A Tory MP begged to differ and wrote to the police to say public confidence had to be upheld and since Ms Rayner was stonewalling, could they inquire?
They agreed, but had Ms Rayner been open and transparent from the start – qualities she’s repeatedly demanded of other politicians – the police would never have been entangled in this peculiar affair.
Others will decide for themselves if the police have left this situation satisfactorily or whether their bland statement clearing her should have explained why they took no further action. We should bear in mind that nobody can be prosecuted for electoral roll fraud unless it’s discovered within 12 months. Also, HMRC never comments on personal tax matters – though it has been reported that it will take no action against her.
My view is that this was never about money. And it certainly wasn’t about a capital gains tax bill. It was about why Ms Rayner claimed to live in one house when logic and evidence – to say nothing of multiple neighbours’ testimony – suggested she lived elsewhere.
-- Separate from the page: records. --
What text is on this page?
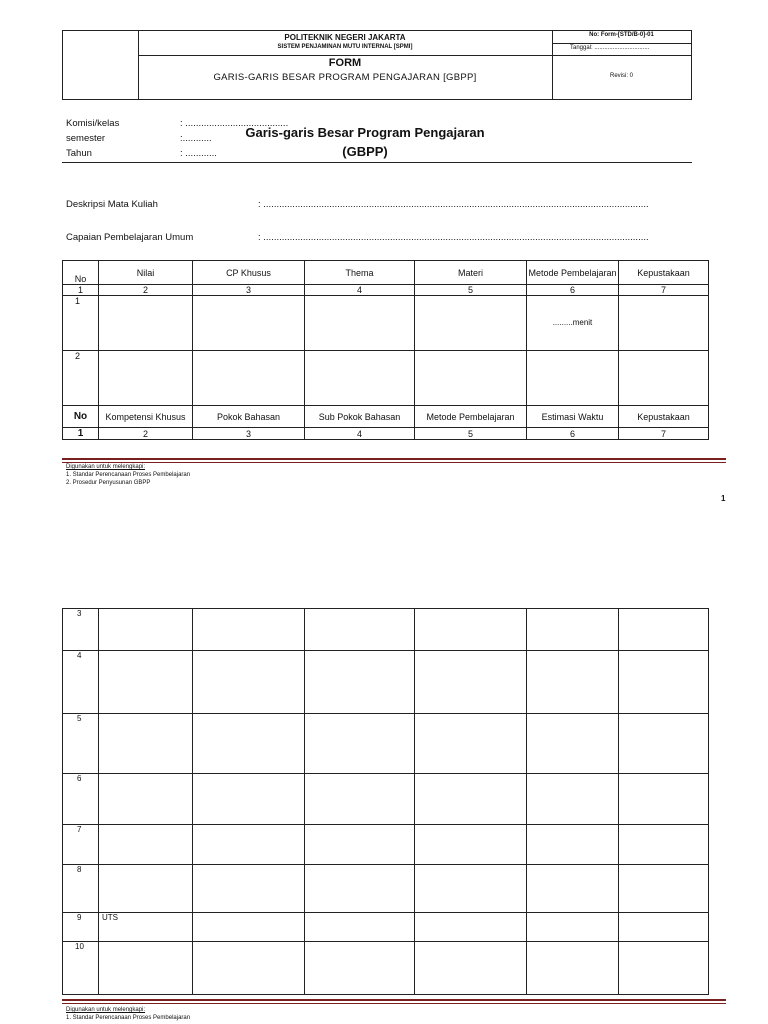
POLITEKNIK NEGERI JAKARTA
SISTEM PENJAMINAN MUTU INTERNAL [SPMI]
FORM
GARIS-GARIS BESAR PROGRAM PENGAJARAN [GBPP]
No: Form-[STD/B-0]-01
Tanggal: .................................
Revisi: 0
Komisi/kelas	: .......................................
semester	:...........
Tahun	: ............
Garis-garis Besar Program Pengajaran
(GBPP)
Deskripsi Mata Kuliah	: ..................................................................................................................................................
Capaian Pembelajaran Umum	: ..................................................................................................................................................
No	Nilai	CP Khusus	Thema	Materi	Metode Pembelajaran	Kepustakaan
1	2	3	4	5	6	7
1					.........menit	
2						
No	Kompetensi Khusus	Pokok Bahasan	Sub Pokok Bahasan	Metode Pembelajaran	Estimasi Waktu	Kepustakaan
1	2	3	4	5	6	7
Digunakan untuk melengkapi:
1. Standar Perencanaan Proses Pembelajaran
2. Prosedur Penyusunan GBPP
1
3						
4						
5						
6						
7						
8						
9	UTS					
10						
Digunakan untuk melengkapi:
1. Standar Perencanaan Proses Pembelajaran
Who was lying, Ms Rayner or the neighbours?
We still don’t know the answer – something that I predict will dog Ms Rayner for a long time.
This story was also about hypocrisy. Until my biography, voters didn’t have a clue she’d taken advantage of the right-to-buy scheme – a system that many in the Labour Party despise.
It’s fascinating that, as a socialist, Angela Rayner was happy to use the scheme.
It is equally noteworthy that she preferred not to talk about that publicly.
And it is breathtaking that she now seems to want to deny others the taxpayer-funded opportunity that she enjoyed.
Voters may want to reflect on all this on July 4.